The Roadster comes with no air bags, no electronic traction control, not even a three-point seat belt. It is also absent any fenders and a roof, and at $150,000, it costs more than the Cadillac XLR-V and the Ford Shelby GT500 combined.


As an homage to the belly tank cars that brought So-Cal its initial fame, the Roadster’s classic Ford body features a red-and-white paint job patterned after those early dry-lake racers. Its louvered hood drapes over a 383 cu in Chevrolet small-block engine that develops 425 hp and enough torque to paint two black stripes on the pavement anytime you want. Polished stainless steel shock and headlight mounts, gleaming aluminum brakes, and chrome-plated rods, shock absorbers, and I-beam axle reflect light in a shining metallic medley.
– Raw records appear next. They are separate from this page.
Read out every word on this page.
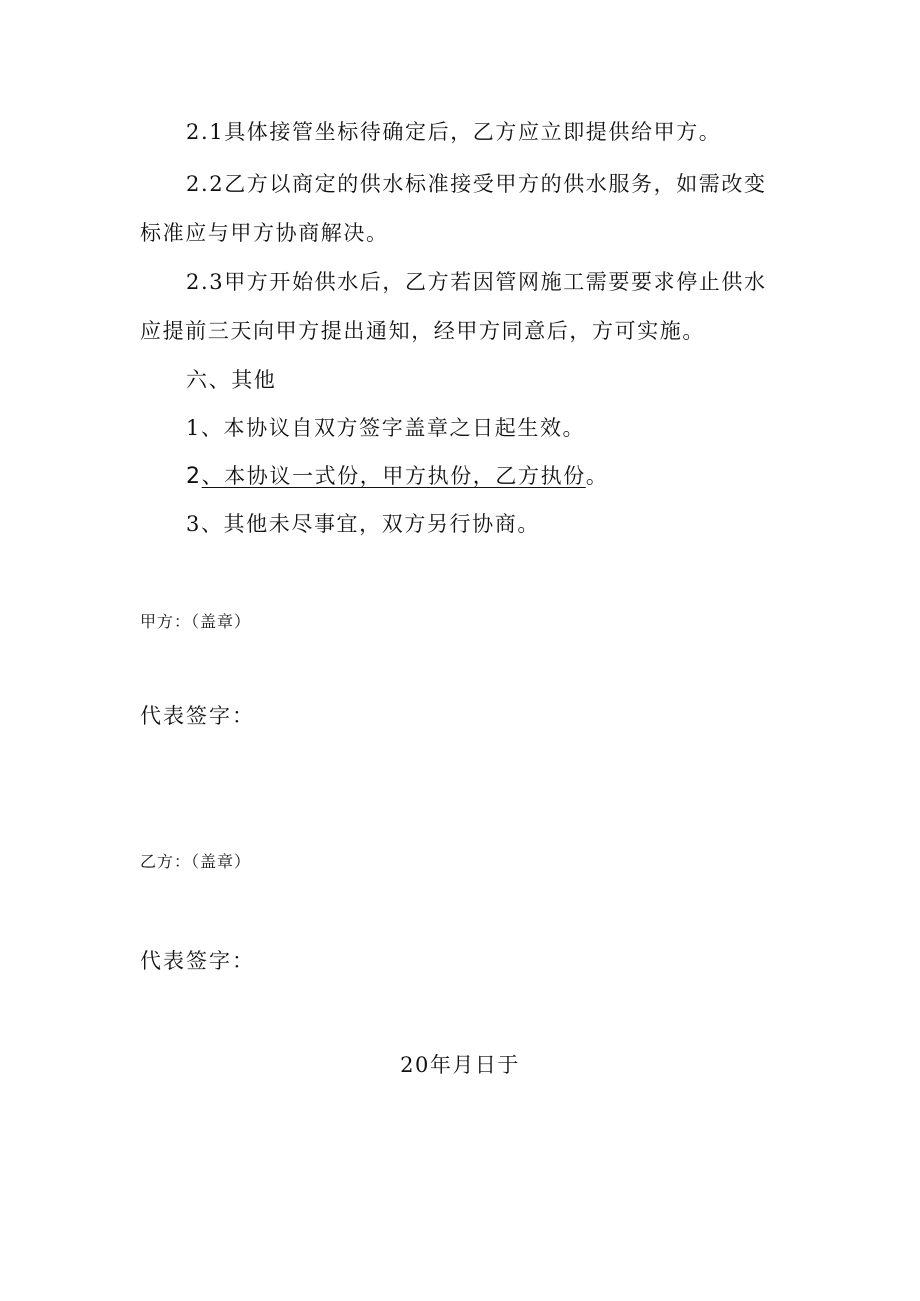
2.1具体接管坐标待确定后，乙方应立即提供给甲方。
2.2乙方以商定的供水标准接受甲方的供水服务，如需改变
标准应与甲方协商解决。
2.3甲方开始供水后，乙方若因管网施工需要要求停止供水
应提前三天向甲方提出通知，经甲方同意后，方可实施。
六、其他
1、本协议自双方签字盖章之日起生效。
2、本协议一式份，甲方执份，乙方执份。
3、其他未尽事宜，双方另行协商。
甲方：（盖章）
代表签字：
乙方：（盖章）
代表签字：
20年月日于
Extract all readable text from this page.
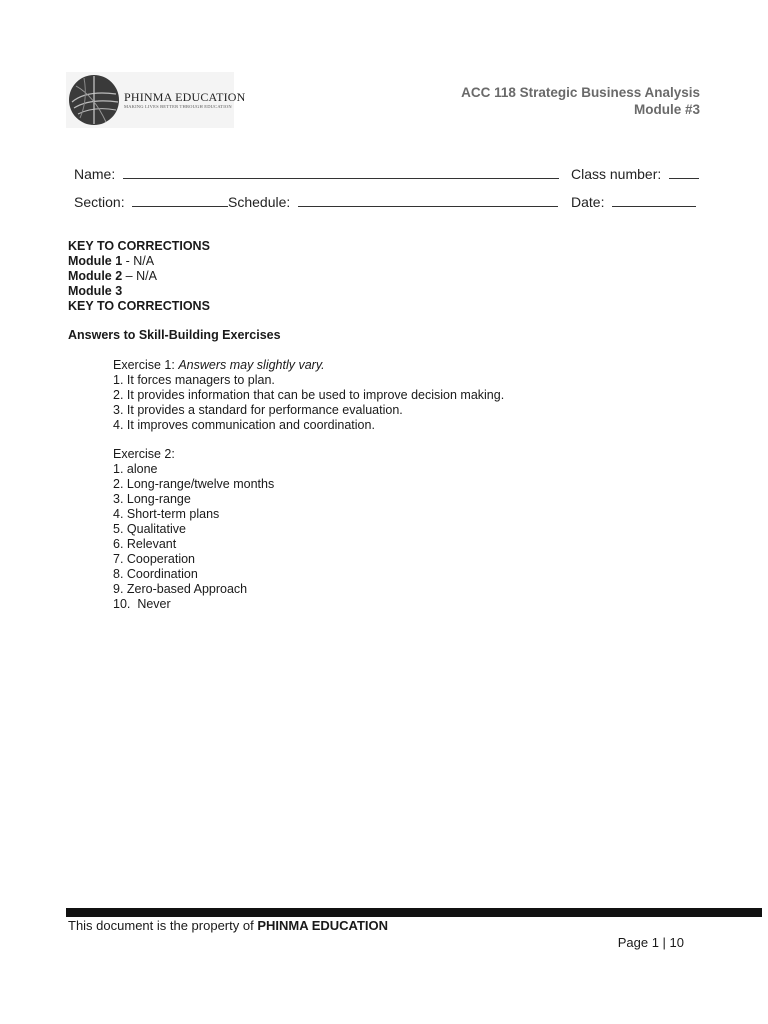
PHINMA EDUCATION
MAKING LIVES BETTER THROUGH EDUCATION
ACC 118 Strategic Business Analysis
Module #3
Name:	Class number:
Section:	Schedule:	Date:
KEY TO CORRECTIONS
Module 1 - N/A
Module 2 – N/A
Module 3
KEY TO CORRECTIONS
Answers to Skill-Building Exercises
Exercise 1: Answers may slightly vary.
1. It forces managers to plan.
2. It provides information that can be used to improve decision making.
3. It provides a standard for performance evaluation.
4. It improves communication and coordination.
Exercise 2:
1. alone
2. Long-range/twelve months
3. Long-range
4. Short-term plans
5. Qualitative
6. Relevant
7. Cooperation
8. Coordination
9. Zero-based Approach
10.  Never
This document is the property of PHINMA EDUCATION
Page 1 | 10
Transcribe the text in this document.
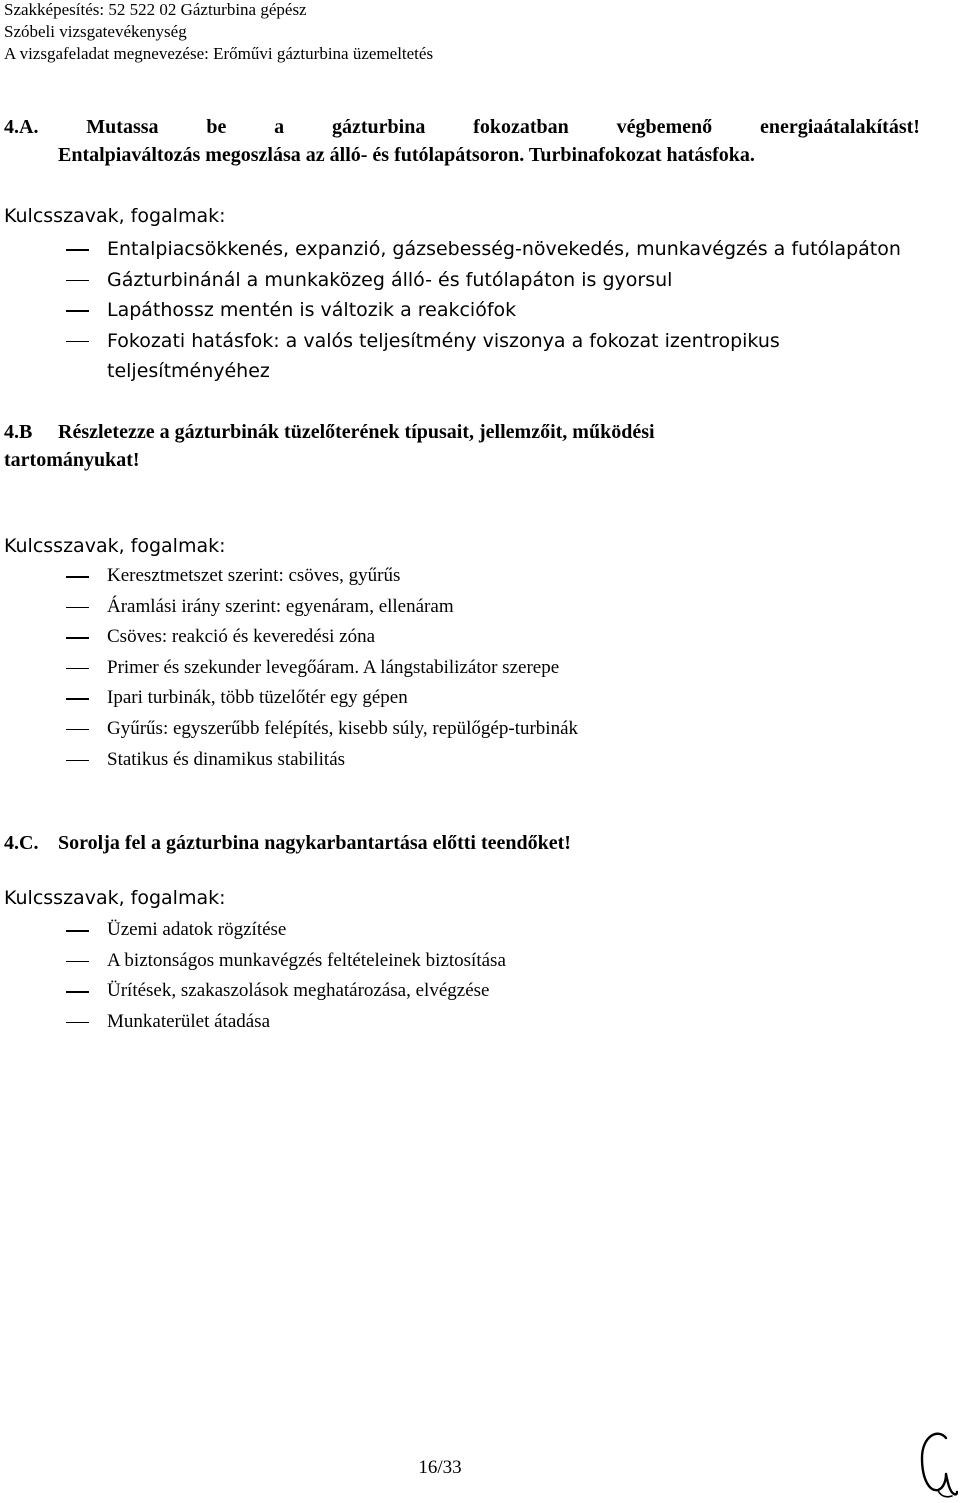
Szakképesítés: 52 522 02 Gázturbina gépész
Szóbeli vizsgatevékenység
A vizsgafeladat megnevezése: Erőművi gázturbina üzemeltetés
4.A. Mutassa be a gázturbina fokozatban végbemenő energiaátalakítást!
Entalpiaváltozás megoszlása az álló- és futólapátsoron. Turbinafokozat hatásfoka.
Kulcsszavak, fogalmak:
Entalpiacsökkenés, expanzió, gázsebesség-növekedés, munkavégzés a futólapáton
Gázturbinánál a munkaközeg álló- és futólapáton is gyorsul
Lapáthossz mentén is változik a reakciófok
Fokozati hatásfok: a valós teljesítmény viszonya a fokozat izentropikus teljesítményéhez
4.B Részletezze a gázturbinák tüzelőterének típusait, jellemzőit, működési
tartományukat!
Kulcsszavak, fogalmak:
Keresztmetszet szerint: csöves, gyűrűs
Áramlási irány szerint: egyenáram, ellenáram
Csöves: reakció és keveredési zóna
Primer és szekunder levegőáram. A lángstabilizátor szerepe
Ipari turbinák, több tüzelőtér egy gépen
Gyűrűs: egyszerűbb felépítés, kisebb súly, repülőgép-turbinák
Statikus és dinamikus stabilitás
4.C. Sorolja fel a gázturbina nagykarbantartása előtti teendőket!
Kulcsszavak, fogalmak:
Üzemi adatok rögzítése
A biztonságos munkavégzés feltételeinek biztosítása
Ürítések, szakaszolások meghatározása, elvégzése
Munkaterület átadása
16/33
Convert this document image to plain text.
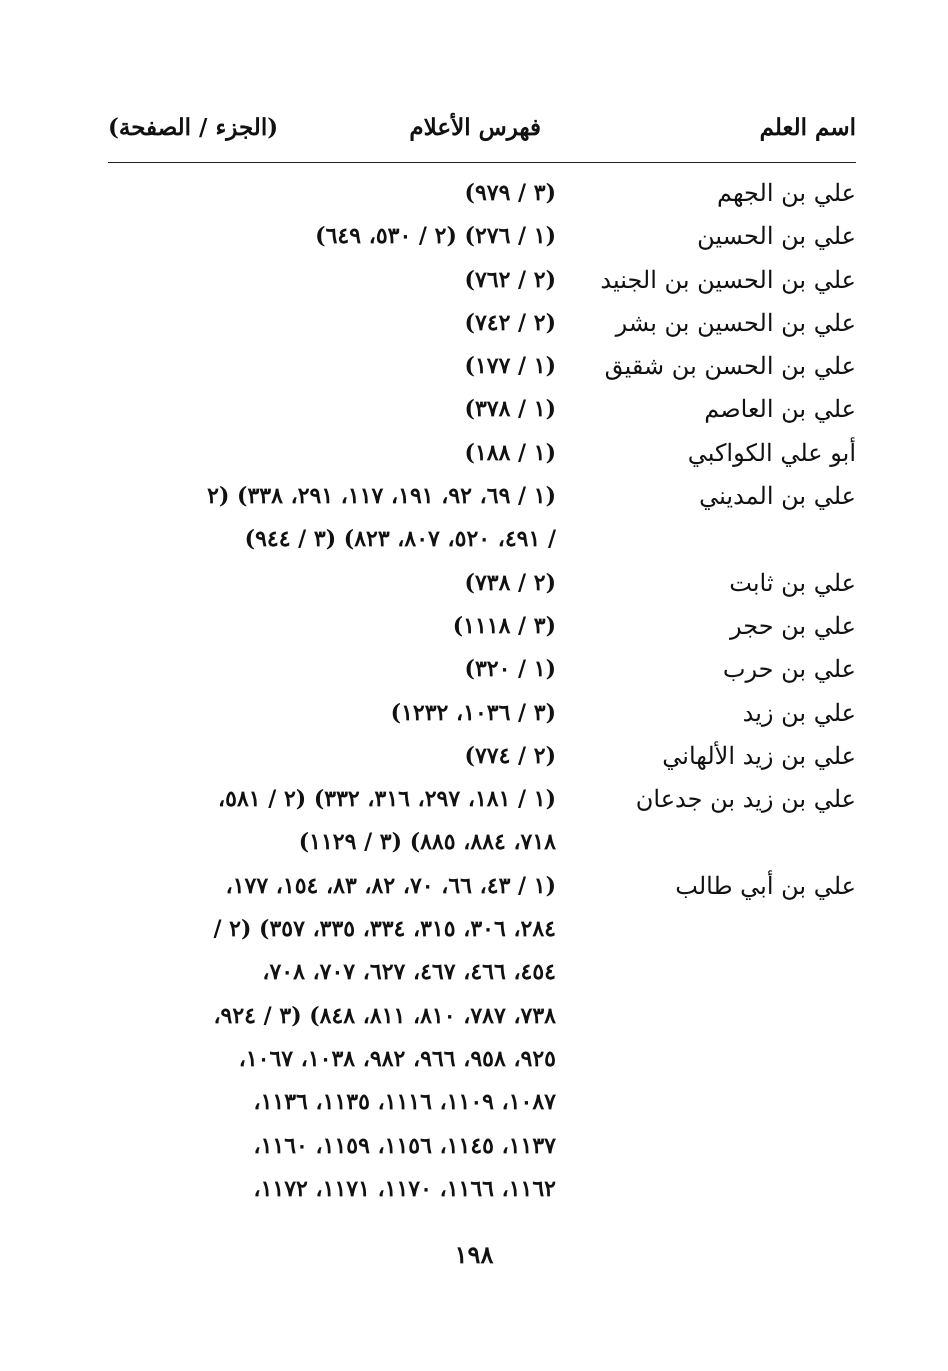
اسم العلم
فهرس الأعلام
(الجزء / الصفحة)
علي بن الجهم
(٣ / ٩٧٩)
علي بن الحسين
(١ / ٢٧٦) (٢ / ٥٣٠، ٦٤٩)
علي بن الحسين بن الجنيد
(٢ / ٧٦٢)
علي بن الحسين بن بشر
(٢ / ٧٤٢)
علي بن الحسن بن شقيق
(١ / ١٧٧)
علي بن العاصم
(١ / ٣٧٨)
أبو علي الكواكبي
(١ / ١٨٨)
علي بن المديني
(١ / ٦٩، ٩٢، ١٩١، ١١٧، ٢٩١، ٣٣٨) (٢
/ ٤٩١، ٥٢٠، ٨٠٧، ٨٢٣) (٣ / ٩٤٤)
علي بن ثابت
(٢ / ٧٣٨)
علي بن حجر
(٣ / ١١١٨)
علي بن حرب
(١ / ٣٢٠)
علي بن زيد
(٣ / ١٠٣٦، ١٢٣٢)
علي بن زيد الألهاني
(٢ / ٧٧٤)
علي بن زيد بن جدعان
(١ / ١٨١، ٢٩٧، ٣١٦، ٣٣٢) (٢ / ٥٨١،
٧١٨، ٨٨٤، ٨٨٥) (٣ / ١١٢٩)
علي بن أبي طالب
(١ / ٤٣، ٦٦، ٧٠، ٨٢، ٨٣، ١٥٤، ١٧٧،
٢٨٤، ٣٠٦، ٣١٥، ٣٣٤، ٣٣٥، ٣٥٧) (٢ /
٤٥٤، ٤٦٦، ٤٦٧، ٦٢٧، ٧٠٧، ٧٠٨،
٧٣٨، ٧٨٧، ٨١٠، ٨١١، ٨٤٨) (٣ / ٩٢٤،
٩٢٥، ٩٥٨، ٩٦٦، ٩٨٢، ١٠٣٨، ١٠٦٧،
١٠٨٧، ١١٠٩، ١١١٦، ١١٣٥، ١١٣٦،
١١٣٧، ١١٤٥، ١١٥٦، ١١٥٩، ١١٦٠،
١١٦٢، ١١٦٦، ١١٧٠، ١١٧١، ١١٧٢،
١٩٨
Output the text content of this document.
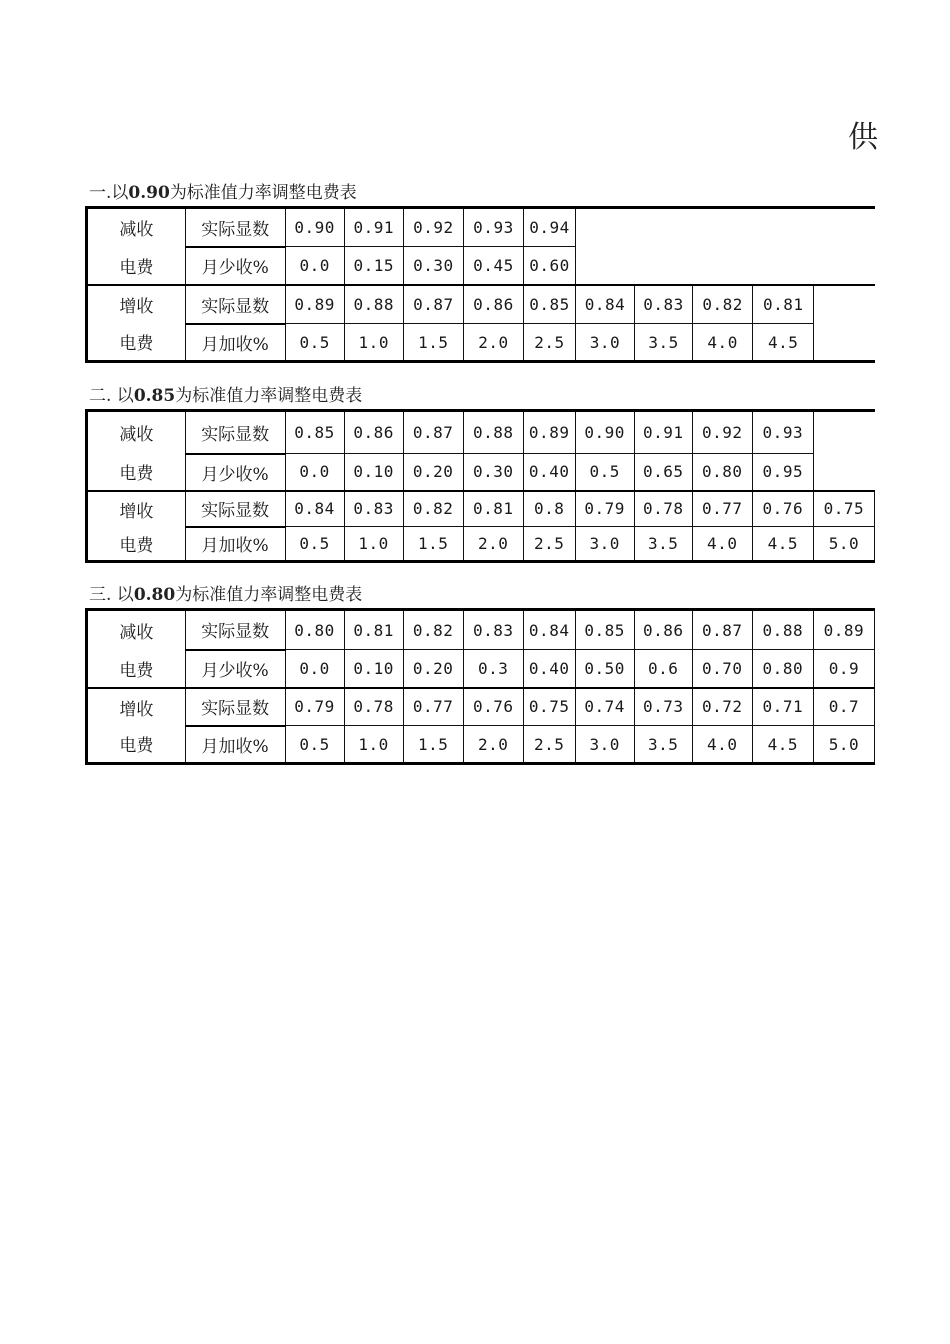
供
一.以0.90为标准值力率调整电费表
减收	实际显数	0.90	0.91	0.92	0.93	0.94					
电费	月少收%	0.0	0.15	0.30	0.45	0.60					
增收	实际显数	0.89	0.88	0.87	0.86	0.85	0.84	0.83	0.82	0.81	
电费	月加收%	0.5	1.0	1.5	2.0	2.5	3.0	3.5	4.0	4.5	
二. 以0.85为标准值力率调整电费表
减收	实际显数	0.85	0.86	0.87	0.88	0.89	0.90	0.91	0.92	0.93	
电费	月少收%	0.0	0.10	0.20	0.30	0.40	0.5	0.65	0.80	0.95	
增收	实际显数	0.84	0.83	0.82	0.81	0.8	0.79	0.78	0.77	0.76	0.75
电费	月加收%	0.5	1.0	1.5	2.0	2.5	3.0	3.5	4.0	4.5	5.0
三. 以0.80为标准值力率调整电费表
减收	实际显数	0.80	0.81	0.82	0.83	0.84	0.85	0.86	0.87	0.88	0.89
电费	月少收%	0.0	0.10	0.20	0.3	0.40	0.50	0.6	0.70	0.80	0.9
增收	实际显数	0.79	0.78	0.77	0.76	0.75	0.74	0.73	0.72	0.71	0.7
电费	月加收%	0.5	1.0	1.5	2.0	2.5	3.0	3.5	4.0	4.5	5.0
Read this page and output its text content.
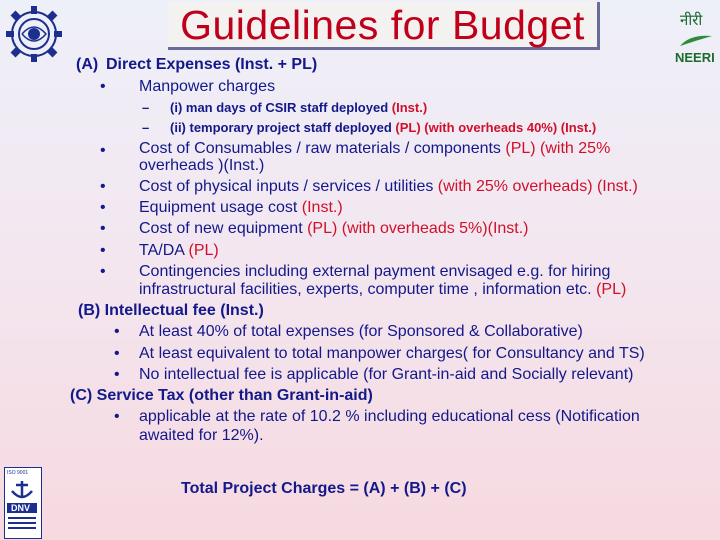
Guidelines for Budget	नीरी
NEERI
ISO 9001
DNV
(A) Direct Expenses (Inst. + PL)
• Manpower charges
– (i) man days of CSIR staff deployed (Inst.)
– (ii) temporary project staff deployed (PL) (with overheads 40%) (Inst.)
• Cost of Consumables / raw materials / components (PL) (with 25%
overheads )(Inst.)
• Cost of physical inputs / services / utilities (with 25% overheads) (Inst.)
• Equipment usage cost (Inst.)
• Cost of new equipment (PL) (with overheads 5%)(Inst.)
• TA/DA (PL)
• Contingencies including external payment envisaged e.g. for hiring
infrastructural facilities, experts, computer time , information etc. (PL)
(B) Intellectual fee (Inst.)
• At least 40% of total expenses (for Sponsored & Collaborative)
• At least equivalent to total manpower charges( for Consultancy and TS)
• No intellectual fee is applicable (for Grant-in-aid and Socially relevant)
(C) Service Tax (other than Grant-in-aid)
• applicable at the rate of 10.2 % including educational cess (Notification
awaited for 12%).
Total Project Charges = (A) + (B) + (C)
“It’s like a four-wheeled motorcycle,” Chapouris says. “And the wind just whips you around—from 50 to 200 mph, it’s the same ambience.

“A lot of guys have bought into the Roadster for that reason,” he continues. “Most of our clients are 45 years plus, and they’ve got kids and businesses; they just don’t feel comfortable riding bikes anymore.”

However, comfortable is not the first description that comes to mind when driving the Roadster. As the car’s speed increases, you feel as though you are piloting an ultralight aircraft as it reaches takeoff velocity. The suspension hurtles over road surfaces, and the car’s occupants, on the bench seat, are restrained only by lap belts and a sense of invincibility. Carnival rides are not this entertaining.

The four-spoke steering wheel sets the general course for the four tall and skinny tires to follow, like a captain’s wheel to a rudder. There is no consistent on-center spot, and at highway speeds, the driver constantly is juggling from port to starboard and back to keep tabs on the road. But at 80 mph, the tachometer lopes along at only 2,000 rpm, a conservation of energy that averages 20 mpg, which gives the car a range of nearly 250 miles.

“Hot-rodding never went away,” Chapouris says. “It just evolved.”